My first thought was that the jiffy bag, which is actually a rather fancy envelope rather than a satchel, contained the first draft of Mr Bradley’s acceptance speech which he used after his 2012 Tour de France victory. What a wizard jape about a raffle that was! Blimey! You wouldn’t blame him for wanting a team employee to closely guard that comedy gold over a few borders. It has since been revealed that the package contained medical supplies though so that idea was out. “Hold on! Medical supplies! For a cyclist! Surely it must EP ruddy well O!” I hear you say. Well just hold on there a minute. UKAD have investigated Mr Simon Copes’ package and say it’s nothing out of the ordinary.

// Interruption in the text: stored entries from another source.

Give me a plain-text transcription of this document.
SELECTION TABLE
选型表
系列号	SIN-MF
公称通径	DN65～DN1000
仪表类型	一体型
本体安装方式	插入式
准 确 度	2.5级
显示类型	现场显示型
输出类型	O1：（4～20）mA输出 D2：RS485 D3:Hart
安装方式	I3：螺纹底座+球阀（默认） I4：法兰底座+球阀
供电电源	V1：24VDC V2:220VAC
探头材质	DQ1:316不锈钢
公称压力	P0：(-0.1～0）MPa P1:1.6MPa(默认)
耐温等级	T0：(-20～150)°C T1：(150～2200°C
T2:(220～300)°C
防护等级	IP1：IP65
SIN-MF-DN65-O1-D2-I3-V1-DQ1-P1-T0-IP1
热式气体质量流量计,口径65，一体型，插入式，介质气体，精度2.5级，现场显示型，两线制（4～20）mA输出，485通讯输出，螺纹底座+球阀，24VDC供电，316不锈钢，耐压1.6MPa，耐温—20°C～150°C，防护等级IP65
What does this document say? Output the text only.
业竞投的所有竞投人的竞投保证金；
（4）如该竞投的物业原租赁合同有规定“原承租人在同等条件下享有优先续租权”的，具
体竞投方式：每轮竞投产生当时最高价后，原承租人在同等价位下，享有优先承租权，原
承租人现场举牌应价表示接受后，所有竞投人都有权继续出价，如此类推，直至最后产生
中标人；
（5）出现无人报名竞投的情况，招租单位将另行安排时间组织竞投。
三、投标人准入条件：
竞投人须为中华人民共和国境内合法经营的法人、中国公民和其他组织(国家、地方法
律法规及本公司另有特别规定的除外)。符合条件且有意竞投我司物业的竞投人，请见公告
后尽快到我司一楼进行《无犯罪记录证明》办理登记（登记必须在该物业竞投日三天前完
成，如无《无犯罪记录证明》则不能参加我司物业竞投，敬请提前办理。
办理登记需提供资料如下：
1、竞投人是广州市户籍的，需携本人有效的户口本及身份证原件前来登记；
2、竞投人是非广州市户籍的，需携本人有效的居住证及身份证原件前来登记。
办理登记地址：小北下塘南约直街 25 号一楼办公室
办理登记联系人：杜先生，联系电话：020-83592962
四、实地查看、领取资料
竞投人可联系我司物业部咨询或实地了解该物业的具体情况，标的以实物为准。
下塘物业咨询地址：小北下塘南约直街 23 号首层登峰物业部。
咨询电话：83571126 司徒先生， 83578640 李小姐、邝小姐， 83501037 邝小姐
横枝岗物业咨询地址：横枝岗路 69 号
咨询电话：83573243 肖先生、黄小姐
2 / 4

I have to say I was running out of ideas but then I remembered something Mr Wiggins-Sir said to me during the Tour de of Britain. We were talking about the time he met Her Majesties The Queen to get his knighthood. I asked him if Mr Chris had got a knighthood. He replied “Nah, don’t be effin silly. The closest ees been to the effin Queen is when ees with Michelle because she’s a royal pain in the arse”. Geronimo! That’s it! Mr Copes was delivering hemorrhoid cream to Mr Froomes! But that couldn’t be it either as Mr Froomes wasn’t at the same race as Mr Wiggins-Sir. So if it was something medical that isn’t a banned substance but isn’t hemorrhoid cream?
Of course! It seems so obvious! You will all be kicking yourselves my Mr David undoubtedly reveals all in parliament.